The saturated pairwise interaction Gibbs point process as a joint species distribution model

TL;DR

This paper introduces a saturated pairwise interaction Gibbs point process model to analyze complex multi-species spatial patterns, capturing both attraction and repulsion, with proven stability and practical inference methods, demonstrated on ecological datasets.

Contribution

It presents a novel, easy-to-implement Gibbs point process model for multi-species interactions, including stability proof and inference techniques, applicable to ecological data analysis.

Findings

Model effectively captures attraction and repulsion in species distributions.

Proven local stability enables sampling via coupling from the past.

Demonstrated robustness on three ecological datasets.

Abstract

In an effort to effectively model observed patterns in the spatial configuration of individuals of multiple species in nature, we introduce the saturated pairwise interaction Gibbs point process.
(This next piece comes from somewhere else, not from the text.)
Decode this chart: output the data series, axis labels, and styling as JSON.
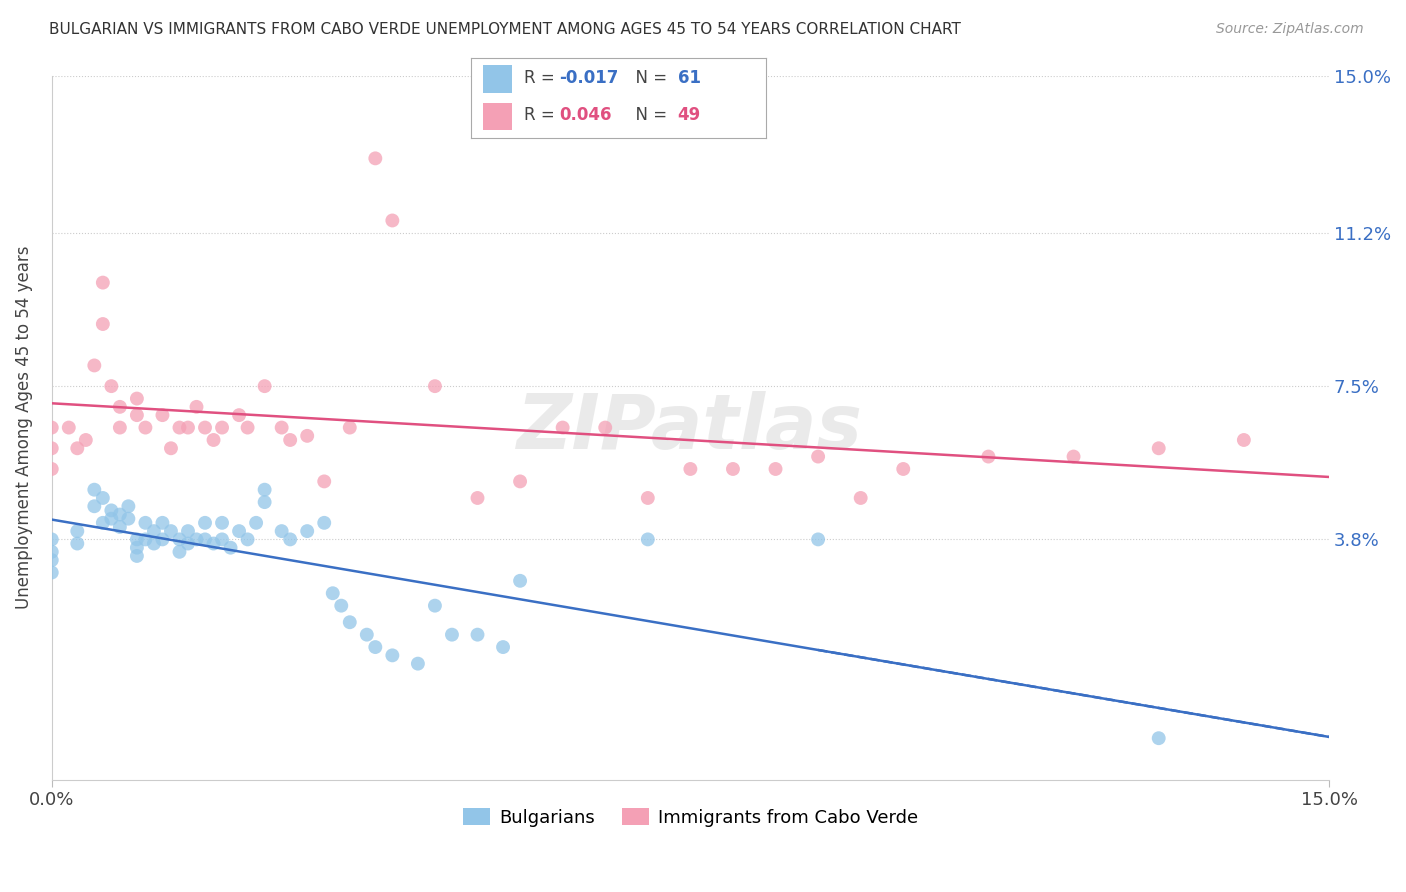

Its main strength lies in its ability to model both attraction and repulsion within and between species, over different scales. As such, it is particularly well-suited to the study of associations in complex ecosystems. Based on the existing literature, we provide an easy to implement fitting procedure as well as a technique to make inference for the model parameters. We also prove that under certain hypotheses the point process is locally stable, which allows us to use the well-known `coupling from the past' algorithm to draw samples from the model. Different numerical experiments show the robustness of the model. We study three different ecological datasets, demonstrating in each one that our model helps disentangle competing ecological effects on species' distribution.